In Mellingen hielt man das Gedenken an die Toten immer hoch in Ehren. Ein prächtiges Beispiel dieser Haltung ıst das wohlgeformte barocke Kreuz von 1669, das seit der Friedhoferweiterung von 1971das Zentrum des Gottesackers ziert. Dieses Kreuz liess der nachmalige Schultheiss Arbogast Müller (1642 bis 1690) im Angedenken an seine im Alter von erst 25 Jahren vermutlich an der Geburt ihres vierten Kindes verstorbenen Gattin Elisabeth Honegger errichten.

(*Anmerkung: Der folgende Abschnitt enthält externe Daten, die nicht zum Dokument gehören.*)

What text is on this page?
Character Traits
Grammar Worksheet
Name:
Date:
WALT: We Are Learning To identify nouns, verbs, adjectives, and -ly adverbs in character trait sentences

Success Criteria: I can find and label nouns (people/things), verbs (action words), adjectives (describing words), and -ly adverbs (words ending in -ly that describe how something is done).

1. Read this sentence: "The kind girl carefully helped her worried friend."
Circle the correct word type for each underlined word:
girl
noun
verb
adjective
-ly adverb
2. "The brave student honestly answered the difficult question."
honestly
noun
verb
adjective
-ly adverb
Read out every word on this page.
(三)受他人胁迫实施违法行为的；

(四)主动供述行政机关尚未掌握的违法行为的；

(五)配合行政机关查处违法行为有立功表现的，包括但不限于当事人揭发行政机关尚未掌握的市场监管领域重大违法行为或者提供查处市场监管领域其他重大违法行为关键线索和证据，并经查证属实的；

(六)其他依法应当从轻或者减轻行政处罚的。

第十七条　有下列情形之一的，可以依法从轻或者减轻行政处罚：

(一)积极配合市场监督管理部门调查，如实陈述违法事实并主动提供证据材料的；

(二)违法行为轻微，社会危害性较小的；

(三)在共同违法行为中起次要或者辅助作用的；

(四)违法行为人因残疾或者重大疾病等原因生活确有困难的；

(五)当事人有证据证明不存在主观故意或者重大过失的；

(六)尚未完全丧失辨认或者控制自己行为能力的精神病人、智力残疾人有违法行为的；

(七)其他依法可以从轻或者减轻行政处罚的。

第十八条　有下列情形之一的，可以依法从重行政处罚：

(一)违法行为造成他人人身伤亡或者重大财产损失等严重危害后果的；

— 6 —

Ein weiteres sehr hübsches Zeugnis über den Totenkult in Mellingen hütet auch das Ortsmuseum in seiner permanenten Ausstellung. Es ist die Totenfahne des Mellinger Kirchenmalers Johann Georg Widerkehr (1647 bis 1724) von ca. 1690, welche bis 1972, als die Stadtkirche restauriert wurde, unbeachtet auf dem Kirchenestrich dahinmoderte. Als man dann den Estrich entrümpelte, landete das wertvolle Kunstobjekt in der Schuttmulde. Allein der Aufmerksamkeit des Mellinger Lokalhistorikers Albert Nüssli sel. ist es zu verdanken, dass dieses Sakralwerk nicht unterging und nun — wohl restauriert - von der Erbengemeinschaft Nüssli dem Ortsmuseum zur Verfügung gestellt wurde.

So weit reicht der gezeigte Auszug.